Being in a relationship is all about compromise. There will be times when the two of you can’t agree on a particular course of action and you have to argue it out. Maybe your partner wants to watch a comedy while you want to watch a horror movie. Or maybe you want to visit your parents this weekend but your partner would prefer to see his friends.
Usually these disputes can be resolved after a little reasonable discussion and with no lasting impact to your relationship. The solution is normally a compromise to keep everyone happy. For example, you might settle the TV debate by watching what you want to watch tonight and letting your partner choose the film tomorrow. Or you will decide the weekend plans by fitting both your parents and your partners friends into the same day.
But some arguments are much more significant and can’t be resolved with a short conversation or a quick compromise. Moving home is just such a topic. If you want to move home but your partner doesn’t, either course of action will leave the other person feeling unhappy. But this doesn’t mean you have to end your relationship. By talking through the issue in detail, you can both come to an agreement that leaves everyone a lot happier and fulfilled. Here are some tips for finding the solution.

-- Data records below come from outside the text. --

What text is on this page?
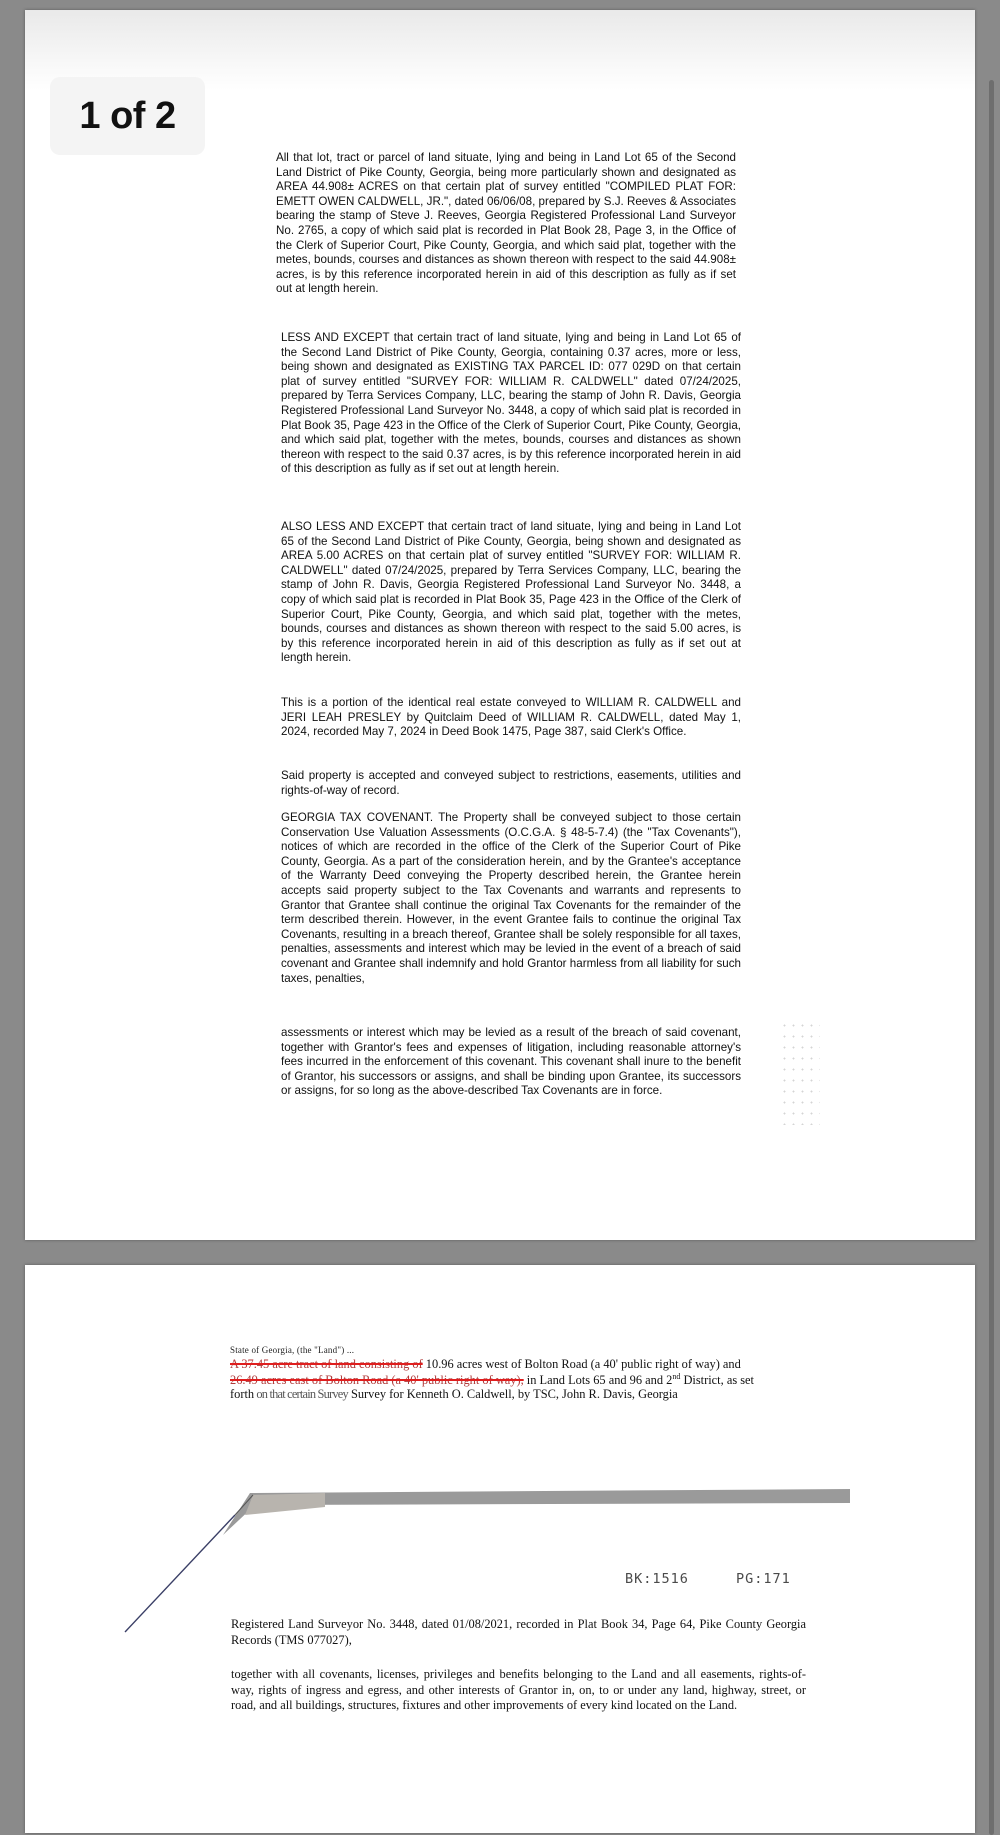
All that lot, tract or parcel of land situate, lying and being in Land Lot 65 of the Second Land District of Pike County, Georgia, being more particularly shown and designated as AREA 44.908± ACRES on that certain plat of survey entitled "COMPILED PLAT FOR: EMETT OWEN CALDWELL, JR.", dated 06/06/08, prepared by S.J. Reeves & Associates bearing the stamp of Steve J. Reeves, Georgia Registered Professional Land Surveyor No. 2765, a copy of which said plat is recorded in Plat Book 28, Page 3, in the Office of the Clerk of Superior Court, Pike County, Georgia, and which said plat, together with the metes, bounds, courses and distances as shown thereon with respect to the said 44.908± acres, is by this reference incorporated herein in aid of this description as fully as if set out at length herein.

LESS AND EXCEPT that certain tract of land situate, lying and being in Land Lot 65 of the Second Land District of Pike County, Georgia, containing 0.37 acres, more or less, being shown and designated as EXISTING TAX PARCEL ID: 077 029D on that certain plat of survey entitled "SURVEY FOR: WILLIAM R. CALDWELL" dated 07/24/2025, prepared by Terra Services Company, LLC, bearing the stamp of John R. Davis, Georgia Registered Professional Land Surveyor No. 3448, a copy of which said plat is recorded in Plat Book 35, Page 423 in the Office of the Clerk of Superior Court, Pike County, Georgia, and which said plat, together with the metes, bounds, courses and distances as shown thereon with respect to the said 0.37 acres, is by this reference incorporated herein in aid of this description as fully as if set out at length herein.

ALSO LESS AND EXCEPT that certain tract of land situate, lying and being in Land Lot 65 of the Second Land District of Pike County, Georgia, being shown and designated as AREA 5.00 ACRES on that certain plat of survey entitled "SURVEY FOR: WILLIAM R. CALDWELL" dated 07/24/2025, prepared by Terra Services Company, LLC, bearing the stamp of John R. Davis, Georgia Registered Professional Land Surveyor No. 3448, a copy of which said plat is recorded in Plat Book 35, Page 423 in the Office of the Clerk of Superior Court, Pike County, Georgia, and which said plat, together with the metes, bounds, courses and distances as shown thereon with respect to the said 5.00 acres, is by this reference incorporated herein in aid of this description as fully as if set out at length herein.

This is a portion of the identical real estate conveyed to WILLIAM R. CALDWELL and JERI LEAH PRESLEY by Quitclaim Deed of WILLIAM R. CALDWELL, dated May 1, 2024, recorded May 7, 2024 in Deed Book 1475, Page 387, said Clerk's Office.

Said property is accepted and conveyed subject to restrictions, easements, utilities and rights-of-way of record.

GEORGIA TAX COVENANT. The Property shall be conveyed subject to those certain Conservation Use Valuation Assessments (O.C.G.A. § 48-5-7.4) (the "Tax Covenants"), notices of which are recorded in the office of the Clerk of the Superior Court of Pike County, Georgia. As a part of the consideration herein, and by the Grantee's acceptance of the Warranty Deed conveying the Property described herein, the Grantee herein accepts said property subject to the Tax Covenants and warrants and represents to Grantor that Grantee shall continue the original Tax Covenants for the remainder of the term described therein. However, in the event Grantee fails to continue the original Tax Covenants, resulting in a breach thereof, Grantee shall be solely responsible for all taxes, penalties, assessments and interest which may be levied in the event of a breach of said covenant and Grantee shall indemnify and hold Grantor harmless from all liability for such taxes, penalties,

assessments or interest which may be levied as a result of the breach of said covenant, together with Grantor's fees and expenses of litigation, including reasonable attorney's fees incurred in the enforcement of this covenant. This covenant shall inure to the benefit of Grantor, his successors or assigns, and shall be binding upon Grantee, its successors or assigns, for so long as the above-described Tax Covenants are in force.

State of Georgia, (the "Land") ...
A 37.45 acre tract of land consisting of 10.96 acres west of Bolton Road (a 40' public right of way) and
26.49 acres east of Bolton Road (a 40' public right of way), in Land Lots 65 and 96 and 2nd District, as set
forth on that certain Survey Survey for Kenneth O. Caldwell, by TSC, John R. Davis, Georgia
BK:1516	PG:171

Registered Land Surveyor No. 3448, dated 01/08/2021, recorded in Plat Book 34, Page 64, Pike County Georgia Records (TMS 077027),

together with all covenants, licenses, privileges and benefits belonging to the Land and all easements, rights-of-way, rights of ingress and egress, and other interests of Grantor in, on, to or under any land, highway, street, or road, and all buildings, structures, fixtures and other improvements of every kind located on the Land.

1 of 2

Talk through your life plans
It may be that you’ve never sat down and had the conversation about what you both want from your lives. Where do you see yourself in five years time, a decade, or beyond? Do you want to get married or start a family? Are you already in your dream job or is it still out there somewhere? The answers to these questions are crucial for your decision-making process. Moving home might require you both to change jobs and move away from family, both of which are huge things to ask of your partner. If moving home can accommodate both of your life plans then it could work, but if not, then it’s unreasonable of you to ask your partner to give up their life for yours.
Show them the benefits
What are the key reasons you want to move? Perhaps you want to be closer to career opportunities, get away from the city, or live in a more attractive and exciting part of the country. Talk your partner through your thought process and maybe they will come around to the idea. Look through real estate websites to get an idea of the properties you could be living in, and take a trip to your preferred location so they can see what life would be like after the move.
Agree on a timeframe
Maybe your partner isn’t ready to move but you are itching to get out right away. A good compromise could be to wait a few years. This way, you still get to move while your partner has a bit more time to make the necessary adjustments to their life.
It may well be that no amount of convincing will make your partner want to move, in which case you must respect their wishes. If so, you will need to have a long and frank talk about what this means for your relationship.